The Country Cousin(田舎のねずみ)

監督:ウィルフレッド・ジャクソン
公開日:1936年10月31日
評価点:★8

ディズニーのシニカルな一面が光る傑作


シリー・シンフォニーの中でも中期にあたる作品であり、第9回アカデミー賞における短編アニメ賞を受賞したアニメ史に残る傑作。良く知られたイソップ寓話の『田舎のネズミと町のネズミ』をシニカルかつコミカルな視点で現代風にアレンジし、この21世紀となった現在でも充分すぎる程に楽しめる作品となっている。

あらすじはよく知られた物なので割愛するが、この作品ではその古典的なストーリーに、『白雪姫』の製作に向け格段とクオリティを向上させていったディズニーだからこそ実現できたリアルかつ愛らしいアニメーション、従来の作品とは一線を画すシニカルな視点、田舎ネズミと都会ネズミの対照的なキャラ設定を付け加える事で、寓話を素晴らしいエンターテイメント作品へと昇華させている。
印象的なシーンを述べるとすると、まずはお酒を飲んで酔っ払った田舎ネズミのコミカルなシークエンスが挙げられる。
ゼリーに映った自分に喧嘩を売るギャグや、猫の恐ろしさを全く気にせず縦横無尽に暴れまわるといった要素は、「トムとジェリー」等の1940年代におけるカートゥーンに繋がっていくと言えよう。終始紳士的かつ臆病な態度をとる都会ネズミとの対比も面白い。

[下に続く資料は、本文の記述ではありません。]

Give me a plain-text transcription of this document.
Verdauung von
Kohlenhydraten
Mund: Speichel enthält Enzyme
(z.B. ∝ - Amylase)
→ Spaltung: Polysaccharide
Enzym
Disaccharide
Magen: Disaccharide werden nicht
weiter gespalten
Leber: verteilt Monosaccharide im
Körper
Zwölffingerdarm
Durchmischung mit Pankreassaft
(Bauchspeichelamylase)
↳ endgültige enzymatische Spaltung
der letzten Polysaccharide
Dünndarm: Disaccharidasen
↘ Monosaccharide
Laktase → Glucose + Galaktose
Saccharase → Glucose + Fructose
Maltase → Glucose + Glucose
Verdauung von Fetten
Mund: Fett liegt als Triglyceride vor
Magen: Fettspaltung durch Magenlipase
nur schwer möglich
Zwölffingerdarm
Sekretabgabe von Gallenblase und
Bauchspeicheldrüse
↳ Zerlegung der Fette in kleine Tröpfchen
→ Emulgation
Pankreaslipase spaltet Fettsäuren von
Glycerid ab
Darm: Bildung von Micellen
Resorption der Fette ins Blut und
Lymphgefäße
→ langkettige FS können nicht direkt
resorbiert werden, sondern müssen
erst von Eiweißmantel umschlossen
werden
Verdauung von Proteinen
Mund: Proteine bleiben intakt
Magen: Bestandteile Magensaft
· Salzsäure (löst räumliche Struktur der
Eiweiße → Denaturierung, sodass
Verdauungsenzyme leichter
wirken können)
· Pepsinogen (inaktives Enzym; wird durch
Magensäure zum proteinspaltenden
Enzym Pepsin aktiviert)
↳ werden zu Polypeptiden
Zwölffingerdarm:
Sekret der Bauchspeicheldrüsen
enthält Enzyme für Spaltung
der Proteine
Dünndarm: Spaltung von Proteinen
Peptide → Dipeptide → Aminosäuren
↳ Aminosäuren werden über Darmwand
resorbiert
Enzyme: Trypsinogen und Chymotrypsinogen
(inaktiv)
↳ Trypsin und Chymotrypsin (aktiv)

また、この作品の最大の見どころともいえる迫力満点のシークエンスといえば、田舎ネズミが街の道路にうっかり出てしまったばかりに、雑踏や車や電車に踏みつぶされたり轢かれそうになったりと散々な面に遭った挙句、擬人化されたクラクションの数々に襲われるスリリングな一連のカットが挙げられよう。
遠近感がばっちり効いており、迫力満点。それでいて程よくリアリティのあるスピーディーな作画は作品に物凄い臨場感を与えている。フライシャーを思い起こさせる擬人化されたクラクションがネズミに怒鳴るシーンでは、ある種のトリップ感覚を味わう事ができる。
この一連のシークエンスについては、当時のクリエイター達にも多大な影響を与えたと思われ、後にフライシャーの「バッタ君町に行く」(1941)やハンナ=バーベラの「ジェリー街へ行く」(1945)で酷似したアングルが用いられている。

とにかくその演出やアニメーションの巧みさは、30年代後半におけるディズニーの真骨頂とも言うべきであろう。黄金期に達していたディズニーの豪華爛漫な作品群の中でも、特に愛すべき一篇である。



※収録DVD:シリー・シンフォニー 限定保存版 (初回限定) [DVD]

1 件のコメント:

  1. 幼稚園の頃から観てました。大好きな感じです。でも一番好きなのは『花と木』です。